The Zenger trial raised three issues that would become cornerstones in the constitution and legal system of the new United States of America less than sixty years later: the right of a citizen to assert truth as a defense in cases of libel, citizens’ right to criticize the government freely, and the right of the press to print facts and opinions even when they might embarrass government officials. Despite instructions from the presiding judge that conviction was required based on the defendant’s admission that he published materials judged libelous by the court, the jury ignored the court’s directive and collectively engaged in the practice of “jury nullification.” This is a rare action taken by juries when defendants are technically guilty but jurors believe they do not deserve punishment.

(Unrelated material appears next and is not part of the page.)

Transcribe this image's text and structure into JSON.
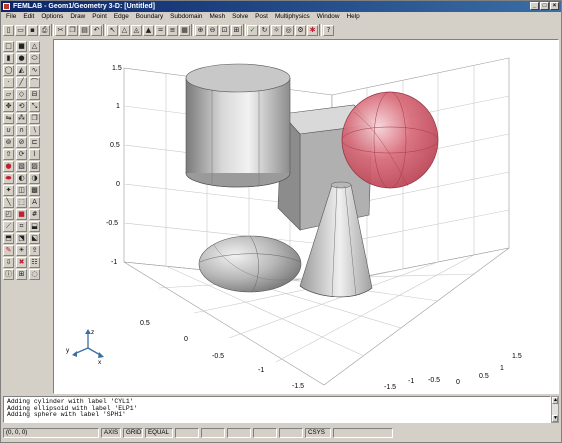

In subtly leading the jury to ignore the presiding judge and find his client not guilty, Hamilton stresses two of these important issues: that truth should be allowed as a defense and that citizens must have the right to criticize public officials. The idea that has come to be known in America as “freedom of the press” follows from this more basic right for individuals to speak or write without fear of recrimination as long as they do not spread lies about those in office. Curiously, the idea that truth could serve as a defense against charges of libel did not become accepted until much later in English law. Even in the newly formed United States, a sensitive young government, the administration of its second president, John Adams, took steps to prevent an unfriendly press from stirring up sentiment against government officials.
Nevertheless, the ideas that Hamilton presented in his summation had great political impact. Within a year, the record of the trial had been published and circulated throughout the colonies and in England. It became a topic of conversation among those who saw in Hamilton’s argument seeds of truth about the basic rights of citizens in a nation moving toward democratic governance. The notion that oppressive governments lost their legitimacy to rule became a cornerstone in the 1770s, when colonial leaders declared independence from an English government that they saw as arbitrary and oppressive. Hamilton’s argument that true liberty included citizens’ rights to free speech and freedom of the press directly informed the 1789 crafting of the Bill of Rights, the first ten amendments to the US Constitution.